CLAY COUNTY — An ordinance modification that would have allowed any Clay County commissioner to add items to commission session agendas and would have returned the opportunity for members of the public to comment on nonagenda items during meeting proceedings was voted down 2-1 on Monday, Aug. 12, with Presiding Commissioner Jerry Nolte being the lone “yes” vote.
Nolte crafted the draft ordinance and sought its approval, saying he did not agree with a majority-of -commission action made in recent years to move public comment on nonagenda items from the regular commission sessions. Allowing residents to address their government’s elected officials is a basic right under the Constitution and one that many other first-class counties allow on their meeting schedules, he said.
“Having those comments is positive and we should be looking to return to that,” the presiding commissioner said of his draft ordinance, adding he feels there is a lot of citizen comment not being heard by the commission.
Having a system set up where public comment occurs once a month during a scheduled Friday public comment period does not provide commissioners an opportunity to answer questions from the community in real time, Nolte said. At monthly public comment periods, county staff are present but not often a majority of commissioners, who are not required to attend. The commission, Nolte said, should be open to citizen ideas, criticisms and comments.
“We are here for the people, not to work in a vacuum,” he said.
Allowing public comment on nonagenda items was moved from the commission’s regular meetings by majority vote in a previous commission meeting when Dean Brookshier still served as county administrator. The move was done after some commissioners argued public comment portions of meetings were allowed to devolve into a lack of decorum, were being used inappropriately and become disruptive to commission action by taking up extended periods of time.

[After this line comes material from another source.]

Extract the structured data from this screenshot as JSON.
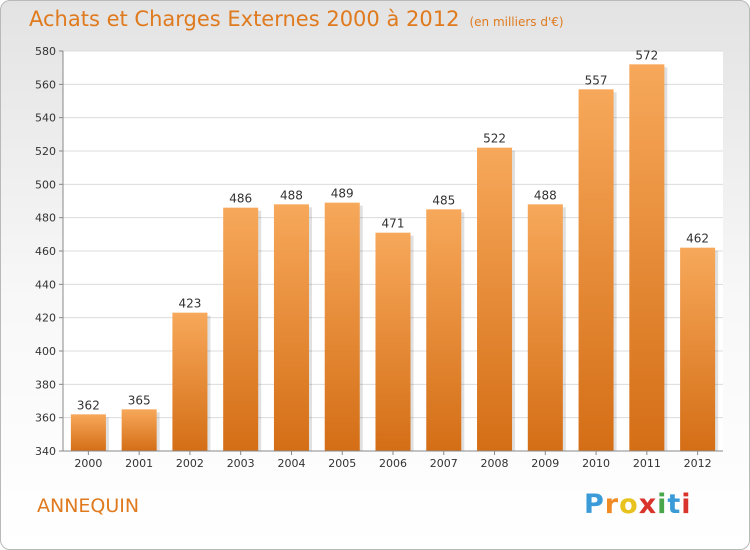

While general public comment was removed from commission sessions, the ability for the public to comment on items on the agenda remained and is still in effect.
Adding agenda items
Nolte’s ordinance also would have allowed any commissioner to be able to add items to commission meeting agendas. Currently, commissioners can request items be put on the agenda but not dictate, he said, which places the power to set the agenda in the hands of county staff rather than the commission.
Neither Western Commissioner Gene Owen nor Eastern Commissioner Luann Ridgeway chose to comment on the proposed change. Instead, Owen called the effort to question, meaning all discussion on the motion was halted and an immediate vote on the matter was required.
Both Owen and Ridgeway voted against the measure.